Pernyataan PUPR yang dirilis di grup WhatsApp “Kita Madura” semakin memicu keheranan warga dan LASBANDRA. Dalam rilis tersebut, PUPR menyatakan bahwa permasalahan utama terletak pada bangunan yang mengelilingi sungai dan ada sekitar 3 meter yang non prosedural, dan sudah ada solusi teknis untuk memperbaiki kondisi tersebut. Namun, LASBANDRA menilai pernyataan tersebut sebagai upaya mengalihkan perhatian publik dari permasalahan sesungguhnya.
“Ini adalah upaya mereka untuk menyamarkan akar masalah. Publik tahu bahwa bangunan di sekitar sungai bukan masalah utamanya. Yang dibutuhkan adalah tindakan konkrit untuk mengatur alat buka tutup tersebut agar tidak merugikan warga hilir,” ujar Rifa’i dengan nada tegas.

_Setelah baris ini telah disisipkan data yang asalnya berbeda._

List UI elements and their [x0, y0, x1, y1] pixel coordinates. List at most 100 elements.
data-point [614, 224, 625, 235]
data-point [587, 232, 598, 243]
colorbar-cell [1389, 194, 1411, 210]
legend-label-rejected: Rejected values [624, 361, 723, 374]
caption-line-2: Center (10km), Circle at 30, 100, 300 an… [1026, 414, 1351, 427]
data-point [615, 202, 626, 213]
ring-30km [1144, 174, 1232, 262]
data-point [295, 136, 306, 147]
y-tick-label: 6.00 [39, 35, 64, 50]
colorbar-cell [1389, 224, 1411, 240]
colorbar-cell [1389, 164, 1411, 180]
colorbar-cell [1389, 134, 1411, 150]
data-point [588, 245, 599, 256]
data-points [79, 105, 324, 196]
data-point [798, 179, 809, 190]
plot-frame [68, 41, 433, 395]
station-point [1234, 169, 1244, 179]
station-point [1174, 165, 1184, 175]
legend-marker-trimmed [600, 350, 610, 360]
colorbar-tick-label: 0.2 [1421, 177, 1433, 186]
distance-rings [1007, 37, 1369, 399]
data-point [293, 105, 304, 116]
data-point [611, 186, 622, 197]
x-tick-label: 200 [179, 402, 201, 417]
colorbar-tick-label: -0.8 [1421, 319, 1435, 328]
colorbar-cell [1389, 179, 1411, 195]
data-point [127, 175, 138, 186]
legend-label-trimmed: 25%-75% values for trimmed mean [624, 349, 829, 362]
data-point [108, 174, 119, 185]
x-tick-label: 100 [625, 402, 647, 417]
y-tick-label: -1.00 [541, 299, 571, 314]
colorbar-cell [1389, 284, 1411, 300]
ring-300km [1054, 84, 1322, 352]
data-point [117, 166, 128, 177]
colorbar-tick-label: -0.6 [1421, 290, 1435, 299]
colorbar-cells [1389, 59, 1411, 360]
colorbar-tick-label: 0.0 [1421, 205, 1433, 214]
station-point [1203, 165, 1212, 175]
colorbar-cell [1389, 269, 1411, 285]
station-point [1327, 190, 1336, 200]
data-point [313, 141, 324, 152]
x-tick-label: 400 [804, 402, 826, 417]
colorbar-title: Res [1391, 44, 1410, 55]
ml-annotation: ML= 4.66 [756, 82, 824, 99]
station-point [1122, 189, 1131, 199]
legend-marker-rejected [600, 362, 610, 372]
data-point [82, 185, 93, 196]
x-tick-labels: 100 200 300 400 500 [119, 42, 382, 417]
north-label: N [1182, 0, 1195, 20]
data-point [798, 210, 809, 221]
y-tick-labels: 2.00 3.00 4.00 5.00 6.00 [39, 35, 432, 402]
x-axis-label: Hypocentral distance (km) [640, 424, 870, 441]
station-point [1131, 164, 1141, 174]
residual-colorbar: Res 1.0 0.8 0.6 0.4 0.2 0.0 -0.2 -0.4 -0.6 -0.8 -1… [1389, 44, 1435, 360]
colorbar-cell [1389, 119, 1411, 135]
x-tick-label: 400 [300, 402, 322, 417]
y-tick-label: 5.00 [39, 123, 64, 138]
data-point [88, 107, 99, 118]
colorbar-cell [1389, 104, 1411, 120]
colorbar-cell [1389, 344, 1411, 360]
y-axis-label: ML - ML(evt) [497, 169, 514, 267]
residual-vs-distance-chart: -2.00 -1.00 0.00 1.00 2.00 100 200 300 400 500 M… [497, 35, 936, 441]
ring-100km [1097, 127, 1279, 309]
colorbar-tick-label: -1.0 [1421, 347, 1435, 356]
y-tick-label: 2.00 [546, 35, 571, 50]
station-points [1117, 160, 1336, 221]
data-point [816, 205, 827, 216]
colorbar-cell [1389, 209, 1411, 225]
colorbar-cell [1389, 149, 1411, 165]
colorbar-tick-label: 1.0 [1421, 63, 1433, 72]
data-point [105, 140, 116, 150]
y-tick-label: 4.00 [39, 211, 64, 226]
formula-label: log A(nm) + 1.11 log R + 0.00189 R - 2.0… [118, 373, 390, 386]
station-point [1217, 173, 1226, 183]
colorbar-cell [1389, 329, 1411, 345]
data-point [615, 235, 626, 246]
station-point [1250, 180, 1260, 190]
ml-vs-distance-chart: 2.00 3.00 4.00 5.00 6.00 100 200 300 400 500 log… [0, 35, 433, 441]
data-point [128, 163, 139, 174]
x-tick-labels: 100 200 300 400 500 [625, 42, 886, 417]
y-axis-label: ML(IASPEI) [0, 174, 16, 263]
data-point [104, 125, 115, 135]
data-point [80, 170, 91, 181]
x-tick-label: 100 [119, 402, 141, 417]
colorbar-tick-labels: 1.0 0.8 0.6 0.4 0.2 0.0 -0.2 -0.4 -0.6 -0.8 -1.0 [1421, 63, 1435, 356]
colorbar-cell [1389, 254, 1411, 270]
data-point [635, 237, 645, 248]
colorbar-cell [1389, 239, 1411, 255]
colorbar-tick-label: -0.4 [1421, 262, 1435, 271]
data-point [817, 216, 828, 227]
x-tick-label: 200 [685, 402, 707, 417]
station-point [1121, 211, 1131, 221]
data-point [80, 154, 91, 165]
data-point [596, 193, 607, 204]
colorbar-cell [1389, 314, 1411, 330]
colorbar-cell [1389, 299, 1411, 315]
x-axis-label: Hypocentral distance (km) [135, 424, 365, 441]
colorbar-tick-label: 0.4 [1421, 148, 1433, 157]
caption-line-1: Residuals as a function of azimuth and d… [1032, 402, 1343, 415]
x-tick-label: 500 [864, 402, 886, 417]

Desakan untuk Solusi Nyata
Sampai saat ini, LASBANDRA dan masyarakat yang terdampak terus mendesak pemerintah, khususnya PUPR Pamekasan, untuk segera meninjau ulang kebijakan terkait alat buka tutup sungai. Mereka meminta agar ada mekanisme yang lebih adil dalam pengoperasian alat tersebut, sehingga air dapat mengalir dengan baik tanpa mengakibatkan kerugian bagi warga di bagian hilir.
“PUPR harus hadir dan mendengarkan langsung keluhan warga. Jangan hanya memberikan pernyataan yang tidak sesuai dengan kenyataan di lapangan. Kami akan terus menekan mereka hingga ada solusi nyata yang menguntungkan semua pihak, terutama warga hilir yang selama ini dirugikan,” lanjut Rifa’i.
Jalan Panjang Menuju Penyelesaian
Dalam beberapa minggu terakhir, isu ini menjadi bahan perbincangan yang semakin luas di masyarakat, tidak hanya di Desa Dasok, tetapi juga di wilayah Pamekasan secara umum. Banyak pihak yang mengharapkan agar PUPR segera menyelesaikan permasalahan ini sebelum memasuki musim hujan yang dapat memperburuk kondisi di hilir sungai.
Sementara itu, LASBANDRA berjanji akan terus mengawal kasus ini hingga tuntas, apapun dilakukan untuk mendapatkan perhatian dari pemerintah pusat atau instansi terkait lainnya.
“Ini adalah masalah serius yang menyangkut hajat hidup orang banyak. Kami tidak akan tinggal diam sampai ada tindakan nyata dari pihak berwenang,” tutup Rifa’i.
Dengan meningkatnya tekanan publik, kini bola panas berada di tangan PUPR Pamekasan. Masyarakat berharap, sebelum terlambat, ada langkah nyata yang diambil oleh pemerintah untuk memastikan keadilan bagi semua pihak yang terdampak oleh kebijakan alat buka tutup sungai ini.